In this case, the Claimant had instructed the transfer of his own funds into the accounts of the 3 staff, in order for them to open a Preferred Current Account (PCA). However, his contention that the said transfers were to reward the said 3 staff does not hold water in light of the fact that each and every transfer that was made by the Claimant to the said 3 staff were later transferred back from the current accounts of the 3 staff to the Claimant's account. The 3 staff testified in Court that they were not qualified to attain the Preferred Customer status as they did not have RM250,000.00 to achieve the Asset Under Management (AUM) criteria. For a customer to qualify as a Preferred Customer and open a PCA, the customer must meet the criteria of having an AUM of at least RM250,000.00. They also testified that they opened the current account upon the Claimant's instructions, who was their superior, i.e. Branch Manager, at that point in time. The said funds that was transferred by the Claimant into the accounts of the 3 staff were then transferred back in January 2018 after the Branch KPI for 2017 was completed.

On this issue, the Industrial Court found that it cannot be said by any stretch of imagination that the transfers were rewards by the Claimant to the 3 staff. They did not receive any benefits from the said transfers. In fact, even the interest earned, i.e. RM65.00, had to be returned by them to the Claimant.

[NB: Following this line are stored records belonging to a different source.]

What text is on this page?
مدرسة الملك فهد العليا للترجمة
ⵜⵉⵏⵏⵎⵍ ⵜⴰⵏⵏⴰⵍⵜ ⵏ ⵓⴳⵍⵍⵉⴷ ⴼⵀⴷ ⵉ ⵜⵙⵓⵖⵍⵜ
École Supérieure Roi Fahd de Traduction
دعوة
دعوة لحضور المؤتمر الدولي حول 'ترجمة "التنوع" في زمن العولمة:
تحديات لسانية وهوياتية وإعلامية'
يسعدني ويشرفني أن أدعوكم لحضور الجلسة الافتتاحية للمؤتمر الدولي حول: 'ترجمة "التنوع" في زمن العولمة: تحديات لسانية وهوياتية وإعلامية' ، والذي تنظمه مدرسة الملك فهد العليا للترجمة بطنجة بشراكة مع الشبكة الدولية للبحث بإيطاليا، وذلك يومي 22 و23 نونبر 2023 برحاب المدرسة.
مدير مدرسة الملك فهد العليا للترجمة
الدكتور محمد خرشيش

The Court also found that the entire exercise was perpetrated by the Claimant in order to serve his own self-interest in achieving his year 2017 Branch KPI target for "Number of Successful Acquisition - New Preferred Customer". Without the additional 3 PCAs from the 3 staff, the Branch would only achieve the rating of 3 (Meet Expectations) instead of 5 (Far Exceed Expectations) for New Preferred Customer and the overall score for KPI would have been 2.60 instead of 2.70.

Further, the Court found that as an employee of the Bank, and more so as a Branch Manager, the Claimant was expected to discharge his duties with full trustworthiness and probity. This is more so where the Bank is a custodian of public funds and thus places its employees on strict standards of trust, honesty and integrity. Any form of misconduct which challenges the ability of its employees to carry out its duties with honesty and integrity is one that warrants dismissal. The fact that there was no monetary loss matters not one bit. His conduct in misrepresenting facts to the Bank for his own self-serving needs damaged the trust and confidence reposed in him by the Bank, justifying the Bank in dismissing him from his employment. The act of lying connotes a serious lack of integrity on the Claimant's part and constitutes a serious misconduct on his part just as much as stealing and cheating would.

As such, the Court upheld that the Bank's action in terminating the Claimant's services was done with just cause and excuse."